We began naming “our” hummingbirds almost immediately as they arrived, one by one. It started with first one standing there on the feeder with its miniscule feet, very still, hunched, and beak dunked deep for a long and patient drought of the sacred man-made syrup water. We called him Shoulders. After that, came the rest: Head Job. Tailgate. One was Russel on account of his russet color. They all had personalities and habits and lives, and soon enough we had a whole constellation of dive-bombing, helicopter-precise, denizens buzzing the feeder. Fantastic creatures, so inscrutably miniscule you really just wanted to grab one, put its beak up to your ear and say to it, “Tell me one secret, please. That’s all I need.”

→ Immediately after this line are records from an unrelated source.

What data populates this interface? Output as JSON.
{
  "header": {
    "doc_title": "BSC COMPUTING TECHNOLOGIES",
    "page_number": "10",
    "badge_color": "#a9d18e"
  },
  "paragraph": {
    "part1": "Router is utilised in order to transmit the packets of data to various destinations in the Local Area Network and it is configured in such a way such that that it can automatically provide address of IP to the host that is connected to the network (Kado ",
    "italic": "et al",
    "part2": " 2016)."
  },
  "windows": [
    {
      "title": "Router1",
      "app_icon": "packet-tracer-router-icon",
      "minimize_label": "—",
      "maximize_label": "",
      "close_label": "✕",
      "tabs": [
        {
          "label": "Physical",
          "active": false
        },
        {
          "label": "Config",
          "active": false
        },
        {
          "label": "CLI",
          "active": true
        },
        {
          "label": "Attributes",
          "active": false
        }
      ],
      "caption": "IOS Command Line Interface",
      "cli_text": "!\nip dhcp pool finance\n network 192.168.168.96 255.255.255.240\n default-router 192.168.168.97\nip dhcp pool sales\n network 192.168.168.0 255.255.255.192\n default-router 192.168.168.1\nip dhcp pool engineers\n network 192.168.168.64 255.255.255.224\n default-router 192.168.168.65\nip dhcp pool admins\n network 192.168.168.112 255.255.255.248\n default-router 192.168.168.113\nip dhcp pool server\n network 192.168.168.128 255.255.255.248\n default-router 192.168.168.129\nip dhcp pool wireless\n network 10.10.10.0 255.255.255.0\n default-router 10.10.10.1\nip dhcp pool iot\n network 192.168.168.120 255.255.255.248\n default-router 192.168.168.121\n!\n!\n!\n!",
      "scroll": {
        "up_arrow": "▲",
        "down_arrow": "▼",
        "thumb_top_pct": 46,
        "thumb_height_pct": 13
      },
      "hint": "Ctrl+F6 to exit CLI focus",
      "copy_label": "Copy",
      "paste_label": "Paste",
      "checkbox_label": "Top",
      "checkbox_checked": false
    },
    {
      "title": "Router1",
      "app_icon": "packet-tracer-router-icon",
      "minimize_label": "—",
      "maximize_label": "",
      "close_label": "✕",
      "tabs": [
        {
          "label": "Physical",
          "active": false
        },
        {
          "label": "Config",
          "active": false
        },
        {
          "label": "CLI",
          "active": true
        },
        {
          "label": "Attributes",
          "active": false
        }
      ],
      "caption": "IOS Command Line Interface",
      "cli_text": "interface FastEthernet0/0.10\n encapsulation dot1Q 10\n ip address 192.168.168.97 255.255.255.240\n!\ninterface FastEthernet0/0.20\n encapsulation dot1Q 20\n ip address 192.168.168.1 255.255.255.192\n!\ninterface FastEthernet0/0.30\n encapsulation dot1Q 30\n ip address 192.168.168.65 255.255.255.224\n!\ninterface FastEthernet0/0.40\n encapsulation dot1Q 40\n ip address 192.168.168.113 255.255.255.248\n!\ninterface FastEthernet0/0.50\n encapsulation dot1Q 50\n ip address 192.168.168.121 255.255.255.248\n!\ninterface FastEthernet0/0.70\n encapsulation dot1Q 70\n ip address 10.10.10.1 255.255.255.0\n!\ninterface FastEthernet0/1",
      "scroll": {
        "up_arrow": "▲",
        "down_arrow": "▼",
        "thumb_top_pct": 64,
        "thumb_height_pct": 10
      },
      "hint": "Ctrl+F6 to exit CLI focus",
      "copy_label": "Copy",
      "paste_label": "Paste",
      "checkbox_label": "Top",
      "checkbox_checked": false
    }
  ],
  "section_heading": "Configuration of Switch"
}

In the early morning, once we’d begun having poetry with our coffee, reading amid thrumming wing sounds interrupted only by the silence of these birds drinking, Mary Oliver would cleave the natural world open further with simple sounding phrases, and then drop wisdom deep into the crevasse to echo there. Poems simple enough to follow with your five senses and sneaky enough to get under your skin. Poems filled with pond water and glinting colors and wind sounds, delicacy, death, poppies, fireflies, pain, extravagance, the vast, the ordinary. Poems about everything, really. The aliveness of stones. Lonely feelings morphing into glorious flowers.
Straightforwardness and spaciousness can be sort of intoxicating, especially to those of us handicapped in the realm of complicated poetry. We might be prone to crying, but only if an image is given enough time and space to do its thing. Now, it makes me cringe to think of all the obscure words and concepts I used to jam into papers and letters (and poems, evidently) thinking to trick people into thinking it was all smarter than it was. Maybe I thought I was pretty good at hoodwinking, until all of it started Humpty Dumpty-ing into a simpler, flintier pile of truth. Maybe Humpty Dumpty couldn’t be put back together again because they were putting him together from the outside in, something that really has to be done from the inside out.
“I always feel that whatever isn’t necessary should not be in the poem,” Mary Oliver once said, begging the question of paring down; in poems, as in life. How are the essential needs of the poem, or of a life, actually being served? What is essential? And how is it, for instance, that calling hummingbird heads “sea-green helmets” reorganizes us so brilliantly to see better into these elemental mysteries?